I movimenti femministi appartengono ormai al passato e al mito, e chi vi ha aderito constata oggi con amarezza che i risultati raggiunti si discostano, purtroppo, da quelli sperati. E’ in questa fase storica contemporanea che viene ambientato il libro scritto dall’artista e presentato venerdì al termine della performance. “Lilith & la nonna”, precisa l’autrice, è un lavoro iniziato nel lontano 2008, poi lasciato riposare, come a volte accade in campo artistico, quindi ripreso e infine concluso. E’ un libro incentrato sul movimento femminista letto dagli occhi di una ragazzina, Lilith, che, molto curiosa e vivace, mentre è in vacanza con la nonna, trova in un vecchio baule manifesti e fotografie relativi a quel periodo. E’ questo l’inizio di una percorso di conoscenza e di impegno sociale per la piccola, di un momento di speranza per la nonna e di un’occasione di riflessione, per tutti, sulla condizione femminile nella storia e ai giorni nostri.
Come illustrano le parole introduttive di Graziella Longoni, “Prende avvio così il racconto che richiama alla memoria la straordinaria esperienza corale di molte donne determinate a denunciare la violenza del patriarcato e ad affermare una specifica soggettività femminile, portatrice di una differenza ontologica e culturale da declinare non più come subalternità, ma come valore e diritto alla libera autodeterminazione di sé”.
Lilith, affascinata e incuriosita, interroga la nonna e le sue amiche sulla complessa tematica e, quando viene invitata a ritirarsi nei suoi spazi per svolgere i consueti compiti, si chiude con il cane Moka nella biblioteca della nonna a studiare la storia dei movimenti emancipativi femminili. Il coinvolgimento nella lettura è così grande che quando la bimba si addormenta sogna di compiere un viaggio nella storia delle violenze subite dalla donna attraverso i secoli: in campo politico-religioso con le inquisizioni, in ambito culturale con l’attribuzione della colpa nella cacciata dal Paradiso terrestre e ai giorni nostri con la violenza perpetrata sul corpo femminile, sia nell’imposizione del burqa orientale, sia nella morbosa esibizione occidentale.
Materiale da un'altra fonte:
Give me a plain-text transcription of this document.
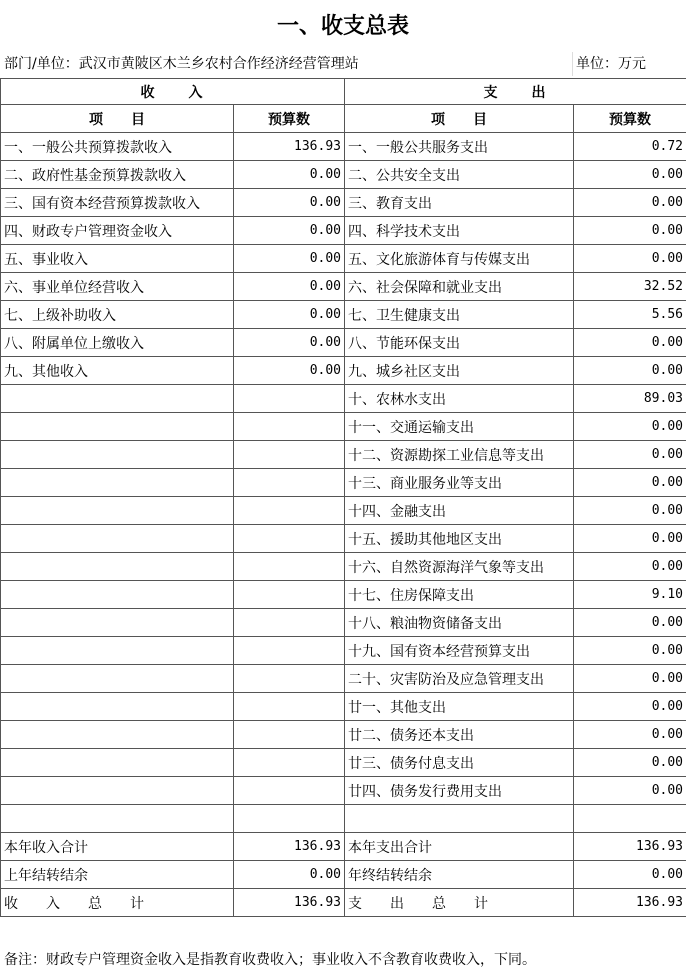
一、收支总表
部门/单位：武汉市黄陂区木兰乡农村合作经济经营管理站	单位：万元
收　　入		支　　出	
项　　目	预算数	项　　目	预算数
一、一般公共预算拨款收入	136.93	一、一般公共服务支出	0.72
二、政府性基金预算拨款收入	0.00	二、公共安全支出	0.00
三、国有资本经营预算拨款收入	0.00	三、教育支出	0.00
四、财政专户管理资金收入	0.00	四、科学技术支出	0.00
五、事业收入	0.00	五、文化旅游体育与传媒支出	0.00
六、事业单位经营收入	0.00	六、社会保障和就业支出	32.52
七、上级补助收入	0.00	七、卫生健康支出	5.56
八、附属单位上缴收入	0.00	八、节能环保支出	0.00
九、其他收入	0.00	九、城乡社区支出	0.00
		十、农林水支出	89.03
		十一、交通运输支出	0.00
		十二、资源勘探工业信息等支出	0.00
		十三、商业服务业等支出	0.00
		十四、金融支出	0.00
		十五、援助其他地区支出	0.00
		十六、自然资源海洋气象等支出	0.00
		十七、住房保障支出	9.10
		十八、粮油物资储备支出	0.00
		十九、国有资本经营预算支出	0.00
		二十、灾害防治及应急管理支出	0.00
		廿一、其他支出	0.00
		廿二、债务还本支出	0.00
		廿三、债务付息支出	0.00
		廿四、债务发行费用支出	0.00

本年收入合计	136.93	本年支出合计	136.93
上年结转结余	0.00	年终结转结余	0.00
收　　入　　总　　计	136.93	支　　出　　总　　计	136.93
备注：财政专户管理资金收入是指教育收费收入；事业收入不含教育收费收入，下同。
Il sogno appena concluso rappresenta per la fanciulla il culmine di un iter formativo molto importante: dopo le letture nella biblioteca della nonna e le visioni oniriche le è finalmente chiaro tutto ciò che prima non poteva capire e adesso Lilith può impegnarsi attivamente per i diritti delle donne. Appena sveglia, infatti, la ragazzina torna dalla nonna e dalle sue amiche, reggendo tra le mani un cartello con quello slogan così emblematico e per lei in precedenza del tutto incomprensibile: “Io sono mia”.
La rivoluzione femminista non termina oggi, perché solo apparentemente le donne hanno raggiunto quell’emancipazione per cui intere generazioni hanno lottato. La strada è ancora lunga, ma la speranza è nelle figure come Lilith, che al termine del suo sogno e del suo percorso di crescita, testimonia alla nonna e alle sue amiche la sua determinazione nel proseguire autonomamente il cammino tracciato da loro.
Libera Mazzoleni è un’artista eclettica, formatasi ai tempi dei movimenti studenteschi. Non ha partecipato attivamente a quelli femministi, ma sull’argomento si è a lungo documentata facendo proprie le istanze del movimento. Ha sviluppato nel tempo verso questi temi una grande sensibilità, che è estremamente visibile in tutta la sua carriera compositiva e risulta fondamentale nel suo percepirsi come donna nella dimensione dell’arte. Libera Mazzoleni si esprime inizialmente attraverso la scultura e in un secondo momento si dedica alla performance, ma nella raffigurazione non si è mai cimentata.
In “Lilith & la nonna” invece a narrare sono proprio le figure, che acquisiscono maggiore definizione man mano che il lavoro progredisce in questa esperienza che per l’artista rappresenta un vero e proprio percorso di apprendimento. E dietro la raffigurazione, dichiara Libera Mazzoleni, si nasconde sempre un cammino compiuto dall’autore che, come sosteneva Hannah Arendt, non è mai visibile. Il processo è percepibile in altre forme espressive, risulta chiaro nella danza oppure nel canto, ma nell’arte figurativa, invece, ciò che appare è solo il risultato finale.